Gerade angesichts der groben Versäumnisse im Umgang mit den betroffenen Anwohnern haben wir Politiker heute die Verantwortung, nicht Hoffnungen zu schüren, wo am Tag der Beschlussfassung klar ist, dass sie sich so nicht erfüllen lassen.

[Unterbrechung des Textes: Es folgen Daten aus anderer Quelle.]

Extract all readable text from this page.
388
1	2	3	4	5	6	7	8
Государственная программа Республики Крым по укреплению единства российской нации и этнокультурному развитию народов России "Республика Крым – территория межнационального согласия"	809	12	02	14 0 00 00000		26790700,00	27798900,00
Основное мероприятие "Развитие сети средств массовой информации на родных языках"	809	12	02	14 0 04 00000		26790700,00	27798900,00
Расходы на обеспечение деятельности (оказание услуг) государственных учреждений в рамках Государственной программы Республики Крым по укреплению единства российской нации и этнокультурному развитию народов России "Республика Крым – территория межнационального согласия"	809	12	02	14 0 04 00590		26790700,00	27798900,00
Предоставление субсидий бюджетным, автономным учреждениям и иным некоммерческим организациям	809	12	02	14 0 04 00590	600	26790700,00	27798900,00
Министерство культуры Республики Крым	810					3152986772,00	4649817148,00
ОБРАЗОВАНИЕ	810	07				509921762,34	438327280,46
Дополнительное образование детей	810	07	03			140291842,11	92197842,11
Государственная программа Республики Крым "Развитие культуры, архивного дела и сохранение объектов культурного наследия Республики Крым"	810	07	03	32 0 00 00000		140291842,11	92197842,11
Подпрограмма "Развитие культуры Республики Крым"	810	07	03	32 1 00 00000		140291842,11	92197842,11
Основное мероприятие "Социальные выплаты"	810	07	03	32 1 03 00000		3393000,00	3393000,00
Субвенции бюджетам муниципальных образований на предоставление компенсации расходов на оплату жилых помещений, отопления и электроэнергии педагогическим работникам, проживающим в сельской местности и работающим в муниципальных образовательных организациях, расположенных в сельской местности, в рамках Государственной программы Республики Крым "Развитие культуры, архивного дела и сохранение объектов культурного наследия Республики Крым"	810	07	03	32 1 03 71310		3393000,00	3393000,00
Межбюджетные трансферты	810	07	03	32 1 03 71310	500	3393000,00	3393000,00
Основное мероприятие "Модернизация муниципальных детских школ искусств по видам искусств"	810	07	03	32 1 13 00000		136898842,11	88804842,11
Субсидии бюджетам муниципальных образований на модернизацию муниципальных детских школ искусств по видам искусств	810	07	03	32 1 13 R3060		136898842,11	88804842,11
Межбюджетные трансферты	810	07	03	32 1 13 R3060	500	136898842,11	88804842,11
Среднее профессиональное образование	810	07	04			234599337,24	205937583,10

Zum Antrag der Fraktion BÜNDNIS 90/DIE GRÜNEN: Herr Jungclaus, in der Debatte im Ausschuss haben Sie sinngemäß gesagt, Sie seien entsetzt gewesen, als Sie den Antrag der Koalitionsfraktionen gelesen haben. Ich frage Sie, ob Sie ihn überhaupt zu dieser Zeit gelesen hatten. Heute haben Sie es ein bisschen abgemildert: ein großes Paket, wenig Inhalt. Na gut. Ich möchte darüber berichten, was in dem Antrag steht, von dem Sie sagen, er vermittele wenig Inhalt, und dem Sie nicht zustimmen wollen. Wir haben drei von vier Punkten Ihres Antrags aufgenommen. Wir haben darüber hinaus weitere Punkte formuliert.